Tuesday, August 20, 2013

Study: If you're asthmatic and live on a busy street, it's time to move

Photo: Marin/freedigitalimages.net
Asthma sufferers frequently exposed to traffic pollution or smoke from wood-stoves or fireplaces, experienced a significant worsening of symptoms, according to a new study.

The results revealed adult asthmatics who were exposed to heavy traffic pollution experienced an 80 per cent increase in symptoms and those exposed to wood smoke from wood fires experienced an 11 per cent increase in symptoms.

Asthma affects more than 300 million people worldwide and is one of the most chronic health conditions.

Dr John Burgess of the School of Population Health at the University of Melbourne and a co-author on the study said that it is now recommended that adults who suffer asthma should not live on busy roads and that the use of old wood heaters should be upgraded to newer heaters, to ensure their health does not worsen.
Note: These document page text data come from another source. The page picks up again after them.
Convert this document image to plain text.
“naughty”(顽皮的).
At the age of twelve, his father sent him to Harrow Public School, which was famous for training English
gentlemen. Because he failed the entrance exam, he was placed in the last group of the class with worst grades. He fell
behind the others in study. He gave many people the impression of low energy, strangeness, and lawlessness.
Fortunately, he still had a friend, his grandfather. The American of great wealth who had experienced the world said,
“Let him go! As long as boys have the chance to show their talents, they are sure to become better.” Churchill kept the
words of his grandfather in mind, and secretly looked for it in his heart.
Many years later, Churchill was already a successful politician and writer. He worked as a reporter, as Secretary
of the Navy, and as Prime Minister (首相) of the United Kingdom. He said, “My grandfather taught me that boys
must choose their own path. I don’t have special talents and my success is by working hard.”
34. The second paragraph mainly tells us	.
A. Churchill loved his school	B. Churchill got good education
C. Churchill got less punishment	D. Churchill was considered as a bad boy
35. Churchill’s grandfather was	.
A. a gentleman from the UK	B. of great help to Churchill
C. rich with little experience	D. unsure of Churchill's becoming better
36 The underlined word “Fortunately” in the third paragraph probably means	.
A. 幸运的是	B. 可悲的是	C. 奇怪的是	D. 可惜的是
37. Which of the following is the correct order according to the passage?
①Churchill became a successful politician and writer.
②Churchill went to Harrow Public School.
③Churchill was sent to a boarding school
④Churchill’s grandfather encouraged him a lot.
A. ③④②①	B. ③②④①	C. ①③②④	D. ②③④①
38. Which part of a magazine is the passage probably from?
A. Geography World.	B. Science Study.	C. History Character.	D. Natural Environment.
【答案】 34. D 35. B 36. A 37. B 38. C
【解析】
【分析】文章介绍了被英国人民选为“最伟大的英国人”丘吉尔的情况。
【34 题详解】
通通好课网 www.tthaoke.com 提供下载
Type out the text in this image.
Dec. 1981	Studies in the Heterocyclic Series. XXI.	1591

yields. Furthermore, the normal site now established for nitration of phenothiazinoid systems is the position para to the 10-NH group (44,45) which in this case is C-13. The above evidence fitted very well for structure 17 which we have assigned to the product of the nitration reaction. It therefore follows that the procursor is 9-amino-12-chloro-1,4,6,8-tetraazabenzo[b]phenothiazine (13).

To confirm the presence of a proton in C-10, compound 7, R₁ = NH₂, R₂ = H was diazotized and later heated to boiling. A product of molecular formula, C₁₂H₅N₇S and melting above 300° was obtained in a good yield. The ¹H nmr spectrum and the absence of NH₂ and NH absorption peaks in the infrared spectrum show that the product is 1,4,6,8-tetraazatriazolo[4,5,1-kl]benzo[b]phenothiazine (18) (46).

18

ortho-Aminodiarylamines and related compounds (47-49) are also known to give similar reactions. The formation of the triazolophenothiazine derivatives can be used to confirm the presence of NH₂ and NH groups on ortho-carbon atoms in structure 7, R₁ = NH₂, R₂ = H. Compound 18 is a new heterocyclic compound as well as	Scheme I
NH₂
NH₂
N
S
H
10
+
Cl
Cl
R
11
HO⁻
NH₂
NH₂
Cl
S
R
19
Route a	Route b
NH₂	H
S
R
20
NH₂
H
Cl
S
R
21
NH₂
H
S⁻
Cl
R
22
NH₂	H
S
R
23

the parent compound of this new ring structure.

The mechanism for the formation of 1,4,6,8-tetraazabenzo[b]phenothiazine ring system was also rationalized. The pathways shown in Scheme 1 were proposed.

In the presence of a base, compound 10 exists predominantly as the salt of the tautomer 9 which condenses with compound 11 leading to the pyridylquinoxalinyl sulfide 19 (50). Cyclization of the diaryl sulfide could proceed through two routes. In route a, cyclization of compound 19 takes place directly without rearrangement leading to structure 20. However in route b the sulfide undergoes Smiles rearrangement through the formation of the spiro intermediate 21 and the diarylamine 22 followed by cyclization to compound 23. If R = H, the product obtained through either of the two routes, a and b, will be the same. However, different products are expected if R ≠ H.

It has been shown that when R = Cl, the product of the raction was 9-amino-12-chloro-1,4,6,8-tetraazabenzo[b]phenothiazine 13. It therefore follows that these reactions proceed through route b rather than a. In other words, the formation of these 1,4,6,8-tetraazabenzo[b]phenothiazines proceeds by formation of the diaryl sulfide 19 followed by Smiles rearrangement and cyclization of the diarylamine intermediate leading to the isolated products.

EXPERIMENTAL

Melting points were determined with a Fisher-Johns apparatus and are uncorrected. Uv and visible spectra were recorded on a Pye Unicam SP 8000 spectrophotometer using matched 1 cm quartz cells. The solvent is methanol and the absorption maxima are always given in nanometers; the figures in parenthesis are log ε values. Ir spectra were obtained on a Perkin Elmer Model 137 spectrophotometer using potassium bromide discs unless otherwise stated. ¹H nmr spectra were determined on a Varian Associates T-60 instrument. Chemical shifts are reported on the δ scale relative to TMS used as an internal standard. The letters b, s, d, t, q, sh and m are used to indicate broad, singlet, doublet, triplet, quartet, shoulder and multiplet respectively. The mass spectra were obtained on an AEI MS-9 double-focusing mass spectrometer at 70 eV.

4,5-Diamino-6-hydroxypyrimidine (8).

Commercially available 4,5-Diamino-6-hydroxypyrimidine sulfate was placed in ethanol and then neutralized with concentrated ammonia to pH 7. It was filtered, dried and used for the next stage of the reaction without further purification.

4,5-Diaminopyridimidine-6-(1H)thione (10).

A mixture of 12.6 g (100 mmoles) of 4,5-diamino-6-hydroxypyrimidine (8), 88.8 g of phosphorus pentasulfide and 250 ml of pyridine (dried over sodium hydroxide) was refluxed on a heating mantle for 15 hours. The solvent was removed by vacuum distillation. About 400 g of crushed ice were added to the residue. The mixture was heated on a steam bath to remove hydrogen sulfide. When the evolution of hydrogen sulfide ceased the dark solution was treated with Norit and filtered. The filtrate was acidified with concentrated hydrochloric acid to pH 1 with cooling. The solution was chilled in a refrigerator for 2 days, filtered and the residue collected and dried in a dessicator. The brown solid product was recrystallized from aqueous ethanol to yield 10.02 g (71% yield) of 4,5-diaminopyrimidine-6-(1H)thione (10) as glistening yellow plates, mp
Traffic exhaust is thought to exacerbate asthma through airway inflammation. Particles from heavy vehicles exhaust have been shown to enhance allergic inflammatory responses in sensitised people who suffer asthma.

“Our study also revealed a connection between the inhalation of wood smoke exposure and asthma severity and that the use of wood for heating is detrimental to health in communities...where use of wood burning is common,” Dr Burgess said.

"Clean burning practices and the replacement of old polluting wood stoves by new ones are likely to minimise both indoor and outdoor wood smoke pollution and improve people's health," he said.

The study revealed no association between traffic pollution and wood smoke and the onset of asthma.

It was published in the journal Respirology.